Fue sólo el acuerdo sobre la salida portuaria lo que hizo posible el Tratado de 1929. Porque es bueno recordar que fue, precisamente, la divergencia sobre la modalidad que debía revestir esa salida portuaria lo que paralizó la negociación por más de tres meses en Lima. Por eso el artículo quinto responde a una lógica inversa a la de su redacción literal. Es porque el comercio de tránsito al Perú debe gozar de la independencia propia del más amplio puerto libre que Chile se obliga a conceder al Perú y a construir a su costo los establecimientos y zonas que permitan con esa finalidad. Y no al revés.

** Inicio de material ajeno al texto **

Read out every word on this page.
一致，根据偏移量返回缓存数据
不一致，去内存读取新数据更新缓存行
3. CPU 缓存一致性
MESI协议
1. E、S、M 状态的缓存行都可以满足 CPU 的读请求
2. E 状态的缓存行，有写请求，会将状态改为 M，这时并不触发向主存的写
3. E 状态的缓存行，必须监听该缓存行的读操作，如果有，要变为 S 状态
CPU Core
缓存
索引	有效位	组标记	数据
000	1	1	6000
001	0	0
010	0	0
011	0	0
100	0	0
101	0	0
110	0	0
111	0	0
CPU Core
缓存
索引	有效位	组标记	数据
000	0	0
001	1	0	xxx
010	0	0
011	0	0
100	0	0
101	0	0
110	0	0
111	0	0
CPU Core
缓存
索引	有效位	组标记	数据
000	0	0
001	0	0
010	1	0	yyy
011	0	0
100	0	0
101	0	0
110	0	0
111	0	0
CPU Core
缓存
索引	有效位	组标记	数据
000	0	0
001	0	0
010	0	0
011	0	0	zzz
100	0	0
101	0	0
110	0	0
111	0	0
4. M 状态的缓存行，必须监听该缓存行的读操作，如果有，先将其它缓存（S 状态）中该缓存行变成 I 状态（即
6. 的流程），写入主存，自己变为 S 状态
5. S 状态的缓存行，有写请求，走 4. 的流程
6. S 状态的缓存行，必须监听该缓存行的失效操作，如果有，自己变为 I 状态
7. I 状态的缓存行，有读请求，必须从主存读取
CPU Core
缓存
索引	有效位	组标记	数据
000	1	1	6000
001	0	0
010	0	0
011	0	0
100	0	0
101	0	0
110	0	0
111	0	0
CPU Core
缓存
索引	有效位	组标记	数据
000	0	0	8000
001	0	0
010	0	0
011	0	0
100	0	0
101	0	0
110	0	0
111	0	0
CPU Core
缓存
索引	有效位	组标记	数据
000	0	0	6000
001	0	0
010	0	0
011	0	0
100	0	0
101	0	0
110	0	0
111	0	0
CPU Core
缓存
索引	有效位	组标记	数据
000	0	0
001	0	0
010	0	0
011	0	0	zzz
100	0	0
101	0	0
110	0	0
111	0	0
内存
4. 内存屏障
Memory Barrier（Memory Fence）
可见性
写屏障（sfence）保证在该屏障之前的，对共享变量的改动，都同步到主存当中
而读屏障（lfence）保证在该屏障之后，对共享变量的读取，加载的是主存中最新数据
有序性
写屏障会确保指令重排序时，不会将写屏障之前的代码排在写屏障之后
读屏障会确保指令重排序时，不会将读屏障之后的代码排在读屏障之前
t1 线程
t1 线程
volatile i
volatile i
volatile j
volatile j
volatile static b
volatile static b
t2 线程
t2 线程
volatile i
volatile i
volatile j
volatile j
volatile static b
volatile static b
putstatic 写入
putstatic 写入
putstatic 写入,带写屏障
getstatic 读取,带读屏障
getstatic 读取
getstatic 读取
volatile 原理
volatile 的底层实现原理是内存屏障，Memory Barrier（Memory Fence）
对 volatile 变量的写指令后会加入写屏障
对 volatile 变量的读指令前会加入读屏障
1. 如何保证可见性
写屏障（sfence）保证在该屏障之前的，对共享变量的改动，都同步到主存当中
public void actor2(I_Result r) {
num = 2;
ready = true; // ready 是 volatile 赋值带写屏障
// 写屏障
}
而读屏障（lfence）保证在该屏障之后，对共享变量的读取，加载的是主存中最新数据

El carácter fundamental que tiene lo previsto en el artículo quinto debe, además, ser interpretado en función del proyecto sobre el remozamiento portuario de Arica contemplado en 1929 y la “zona de libre tránsito” definida en el plano anexo a la Convención de 1930. Y si bien no tien por qué haber un correlato geográfico puntual e ineludible, no es menos cierto que tampoco se puede vulnerar el espíritu que apunta a conferirle un carácter integral, sin solución de continuidad, a los establecimientos y zonas que conserva el Perú en el puerto de Arica” (pp. 321-324, ob. cit).”